The discussion got me to thinking about how I got into computers (I'm a programmer by trade). I originally got interested in computers from playing computer games, but it was my friend Tom who introduced me into programming. Having him around encouraged me to get into it. He never recommended it to me that I recall, except perhaps for wanting him to do something and him telling me in exasperation to do my own damn programming. But without question I was encouraged to do it; my parents didn't particularly want me to do it but they helped me when I asked (bought me a compiler back in the bad old DOS days, let me install linux on the family computer, etc.).
Then I got to thinking about why my friend Michael never got into computers. He's a brilliant man, truly brilliant, but he has no interest in computers (that I ever saw). What he likes is philosophy of religion. He has the aptitude for computers (or math, or science), but no interest in them. I prefer theology and philosophy myself, but I like programming well enough to do them for a living (and I prefer the idea of keeping my true love unpaid so I'll never need to worry about it). So why did we each follow our paths?
Certainly temperment has something to do with it, yet I think that temperment plays less of a role in life than many people think. People are very maleable creatures, to our own will as well as to our environment. I don't mean to discount individual nature entirely, merely to take it as somewhat more general than it is often given credit for. It's an appealing theory that everyone has a profession that's their natural end (I'm as steeped in platonic idealism as the next man), but I think that we overrate it because as humans we like things to be neat and orderly. God doesn't seem to have made us in a very neat and orderly world, though.

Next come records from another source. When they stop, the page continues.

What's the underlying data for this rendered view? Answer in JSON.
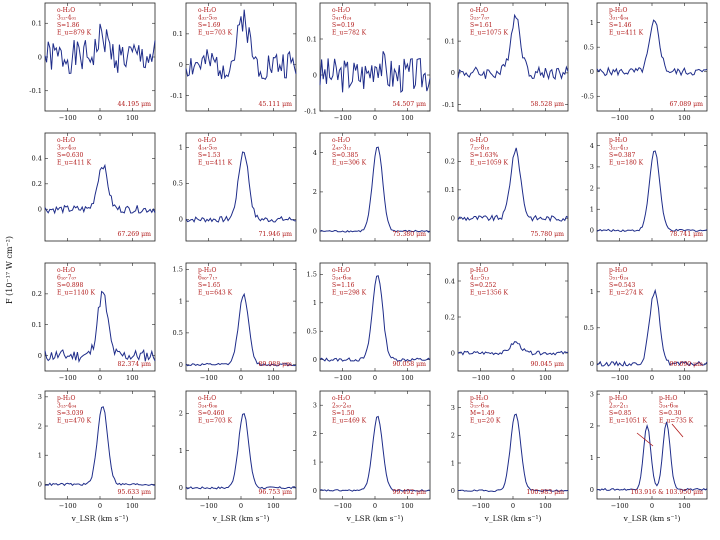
{
  "chart_data": {
    "type": "line",
    "ylabel": "F (10⁻¹⁷ W cm⁻²)",
    "xlabel": "v_LSR (km s⁻¹)",
    "xlim": [
      -170,
      170
    ],
    "panels": [
      {
        "lines": [
          "o-H₂O",
          "3₁₂-4₀₁",
          "S=1.86",
          "E_u=879 K"
        ],
        "wavelength": "44.195 μm",
        "ylim": [
          -0.16,
          0.16
        ],
        "yticks": [
          -0.1,
          0,
          0.1
        ],
        "ytick_labels": [
          "-0.1",
          "0",
          "0.1"
        ],
        "peak": 0.06,
        "noise": 0.05,
        "seed": 1
      },
      {
        "lines": [
          "o-H₂O",
          "4₃₂-5₀₅",
          "S=1.69",
          "E_u=703 K"
        ],
        "wavelength": "45.111 μm",
        "ylim": [
          -0.15,
          0.2
        ],
        "yticks": [
          -0.1,
          0,
          0.1
        ],
        "ytick_labels": [
          "-0.1",
          "0",
          "0.1"
        ],
        "peak": 0.16,
        "noise": 0.05,
        "seed": 2
      },
      {
        "lines": [
          "o-H₂O",
          "5₄₁-6₂₄",
          "S=0.19",
          "E_u=782 K"
        ],
        "wavelength": "54.507 μm",
        "ylim": [
          -0.1,
          0.2
        ],
        "yticks": [
          -0.1,
          0,
          0.1
        ],
        "ytick_labels": [
          "-0.1",
          "0",
          "0.1"
        ],
        "peak": 0.04,
        "noise": 0.05,
        "seed": 3
      },
      {
        "lines": [
          "o-H₂O",
          "5₂₃-7₀₇",
          "S=1.61",
          "E_u=1075 K"
        ],
        "wavelength": "58.528 μm",
        "ylim": [
          -0.12,
          0.22
        ],
        "yticks": [
          -0.1,
          0,
          0.1
        ],
        "ytick_labels": [
          "-0.1",
          "0",
          "0.1"
        ],
        "peak": 0.18,
        "noise": 0.02,
        "seed": 4
      },
      {
        "lines": [
          "p-H₂O",
          "3₃₁-4₀₄",
          "S=1.46",
          "E_u=411 K"
        ],
        "wavelength": "67.089 μm",
        "ylim": [
          -0.8,
          1.4
        ],
        "yticks": [
          -0.5,
          0,
          0.5,
          1
        ],
        "ytick_labels": [
          "-0.5",
          "0",
          "0.5",
          "1"
        ],
        "peak": 1.0,
        "noise": 0.08,
        "seed": 5
      },
      {
        "lines": [
          "o-H₂O",
          "3₃₀-4₀₃",
          "S=0.630",
          "E_u=411 K"
        ],
        "wavelength": "67.269 μm",
        "ylim": [
          -0.25,
          0.6
        ],
        "yticks": [
          0,
          0.2,
          0.4
        ],
        "ytick_labels": [
          "0",
          "0.2",
          "0.4"
        ],
        "peak": 0.35,
        "noise": 0.03,
        "seed": 6
      },
      {
        "lines": [
          "o-H₂O",
          "4₁₄-5₀₅",
          "S=1.53",
          "E_u=411 K"
        ],
        "wavelength": "71.946 μm",
        "ylim": [
          -0.3,
          1.2
        ],
        "yticks": [
          0,
          0.5,
          1
        ],
        "ytick_labels": [
          "0",
          "0.5",
          "1"
        ],
        "peak": 0.95,
        "noise": 0.04,
        "seed": 7
      },
      {
        "lines": [
          "o-H₂O",
          "2₄₃-3₁₂",
          "S=0.385",
          "E_u=306 K"
        ],
        "wavelength": "75.380 μm",
        "ylim": [
          -0.5,
          5
        ],
        "yticks": [
          0,
          2,
          4
        ],
        "ytick_labels": [
          "0",
          "2",
          "4"
        ],
        "peak": 4.3,
        "noise": 0.05,
        "seed": 8
      },
      {
        "lines": [
          "o-H₂O",
          "7₂₅-8₁₈",
          "S=1.63%",
          "E_u=1059 K"
        ],
        "wavelength": "75.780 μm",
        "ylim": [
          -0.08,
          0.3
        ],
        "yticks": [
          0,
          0.1,
          0.2
        ],
        "ytick_labels": [
          "0",
          "0.1",
          "0.2"
        ],
        "peak": 0.24,
        "noise": 0.01,
        "seed": 9
      },
      {
        "lines": [
          "p-H₂O",
          "3₂₂-4₁₃",
          "S=0.387",
          "E_u=180 K"
        ],
        "wavelength": "78.741 μm",
        "ylim": [
          -0.5,
          4.6
        ],
        "yticks": [
          0,
          1,
          2,
          3,
          4
        ],
        "ytick_labels": [
          "0",
          "1",
          "2",
          "3",
          "4"
        ],
        "peak": 3.8,
        "noise": 0.05,
        "seed": 10
      },
      {
        "lines": [
          "o-H₂O",
          "6₁₆-7₀₇",
          "S=0.898",
          "E_u=1140 K"
        ],
        "wavelength": "82.374 μm",
        "ylim": [
          -0.05,
          0.3
        ],
        "yticks": [
          0,
          0.1,
          0.2
        ],
        "ytick_labels": [
          "0",
          "0.1",
          "0.2"
        ],
        "peak": 0.2,
        "noise": 0.02,
        "seed": 11
      },
      {
        "lines": [
          "p-H₂O",
          "6₀₆-7₁₇",
          "S=1.65",
          "E_u=643 K"
        ],
        "wavelength": "89.988 μm",
        "ylim": [
          -0.1,
          1.6
        ],
        "yticks": [
          0,
          0.5,
          1,
          1.5
        ],
        "ytick_labels": [
          "0",
          "0.5",
          "1",
          "1.5"
        ],
        "peak": 1.1,
        "noise": 0.02,
        "seed": 12
      },
      {
        "lines": [
          "o-H₂O",
          "5₂₄-6₀₆",
          "S=1.16",
          "E_u=298 K"
        ],
        "wavelength": "90.058 μm",
        "ylim": [
          -0.2,
          1.7
        ],
        "yticks": [
          0,
          0.5,
          1,
          1.5
        ],
        "ytick_labels": [
          "0",
          "0.5",
          "1",
          "1.5"
        ],
        "peak": 1.5,
        "noise": 0.03,
        "seed": 13
      },
      {
        "lines": [
          "p-H₂O",
          "4₂₂-5₁₃",
          "S=0.252",
          "E_u=1356 K"
        ],
        "wavelength": "90.045 μm",
        "ylim": [
          -0.1,
          0.5
        ],
        "yticks": [
          0,
          0.2,
          0.4
        ],
        "ytick_labels": [
          "0",
          "0.2",
          "0.4"
        ],
        "peak": 0.06,
        "noise": 0.01,
        "seed": 14
      },
      {
        "lines": [
          "p-H₂O",
          "5₅₁-6₂₄",
          "S=0.543",
          "E_u=274 K"
        ],
        "wavelength": "90.090 μm",
        "ylim": [
          -0.1,
          1.4
        ],
        "yticks": [
          0,
          0.5,
          1
        ],
        "ytick_labels": [
          "0",
          "0.5",
          "1"
        ],
        "peak": 1.0,
        "noise": 0.03,
        "seed": 15
      },
      {
        "lines": [
          "p-H₂O",
          "3₁₃-4₀₄",
          "S=3.039",
          "E_u=470 K"
        ],
        "wavelength": "95.633 μm",
        "ylim": [
          -0.5,
          3.2
        ],
        "yticks": [
          0,
          1,
          2,
          3
        ],
        "ytick_labels": [
          "0",
          "1",
          "2",
          "3"
        ],
        "peak": 2.7,
        "noise": 0.04,
        "seed": 16
      },
      {
        "lines": [
          "o-H₂O",
          "5₂₄-6₀₆",
          "S=0.460",
          "E_u=703 K"
        ],
        "wavelength": "96.753 μm",
        "ylim": [
          -0.3,
          2.6
        ],
        "yticks": [
          0,
          1,
          2
        ],
        "ytick_labels": [
          "0",
          "1",
          "2"
        ],
        "peak": 2.0,
        "noise": 0.03,
        "seed": 17
      },
      {
        "lines": [
          "o-H₂O",
          "2₅₀-2₄₃",
          "S=1.50",
          "E_u=469 K"
        ],
        "wavelength": "99.492 μm",
        "ylim": [
          -0.3,
          3.5
        ],
        "yticks": [
          0,
          1,
          2,
          3
        ],
        "ytick_labels": [
          "0",
          "1",
          "2",
          "3"
        ],
        "peak": 2.6,
        "noise": 0.03,
        "seed": 18
      },
      {
        "lines": [
          "p-H₂O",
          "5₁₅-6₀₆",
          "M=1.49",
          "E_u=20 K"
        ],
        "wavelength": "100.983 μm",
        "ylim": [
          -0.3,
          3.6
        ],
        "yticks": [
          0,
          1,
          2,
          3
        ],
        "ytick_labels": [
          "0",
          "1",
          "2",
          "3"
        ],
        "peak": 2.8,
        "noise": 0.03,
        "seed": 19
      },
      {
        "lines": [
          "p-H₂O",
          "2₂₀-2₁₁",
          "S=0.85",
          "E_u=1051 K"
        ],
        "lines2": [
          "p-H₂O",
          "5₂₄-6₀₆",
          "S=0.30",
          "E_u=735 K"
        ],
        "wavelength": "103.916 & 103.950 μm",
        "ylim": [
          -0.3,
          3.1
        ],
        "yticks": [
          0,
          1,
          2,
          3
        ],
        "ytick_labels": [
          "0",
          "1",
          "2",
          "3"
        ],
        "peak": 2.0,
        "double": true,
        "noise": 0.03,
        "seed": 20
      }
    ]
  }
}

So if we leave temperment as only a contributing factor, and not necessarily a very strong one, we're left with encouragement and discouragement. Of the two, I suspect that the former is much stronger than the latter, and I think that this is where most feminists go wrong. They (whether intentionally or not) tend to emphasize discouragement. But we've all been discouraged, and most of us have had an awful lot of discouragement. I was picked on mercilessly from kindergarden until highscool (it has a huge highschool, so most people didn't know each other, but even then I was sometimes picked on). If discouragement keeps you from doing something, you probably didn't want it enough to do it anyway. Most fields are more discouraging than social pressure anyway. For example, programming constantly makes you want to throw your computer through your monitor; compared to the discouragment involved in programming, being picked on is easy. (And that goes ten times if you have to deal with users who discover bugs.) I suspect that every other challenging field is the same way, certainly both math and computers are.
What does matter is encouragement, but not in a simple way. Being encouraged into a field is not just a matter of someone saying, "gee, you should do this for a living!" or even of a whole bunch of people saying it. The encouragement which really matters is someone helping one discover the satisfying part of a field (C.S. Lewis or Chesterton might describe it as finding joy in the field). This is complex, and almost certainly dependent on temperment — there seem to be people who cannot be interested in some fields — but it's usually a key ingredient.
But here we run into something tricky: if people are indeed maleable, what they go into depends not only on what they're introduced to, but in what order. I'm told that if I kept up with my piano lessons when I was young, I could have been a concert pianist. Having given up the piano early, I'll never know, of course, but perhaps it was true. If it was, and if I had discovered the joy of playing piano when I was young, I might well now be a pianist and not a programmer.
And this is one of the subtle reasons why social expectations for women do play a role in directing them into some fields and away from others — given that most people expect women to like certain things and dislike others, they tend to encourage women into fields incompatible with more male dominated ones (in the sense that since most fields require devotion, most fields are incompatible with each other). The very maleableness which allows people to specialise into a multiplicity of fields is what tends to direct them into some when people expect them to go there — they're more likely to find out what's enjoyable in it before they're likely to find out what's enjoyable in other fields.
This is not a conspiracy; it's not malicious. Indeed, it's so insidious about it — it's the result of people doing each other good. We are not God, so we cannot create. Thus everything we call creative is also destructive — when we open one door we close the rest. When we paint a canvas red we keep it from being green. When Michaelangelo clears the marble away from the statue he sees trapped inside of it, he destroys every other statue which was trapped inside of the marble to do it.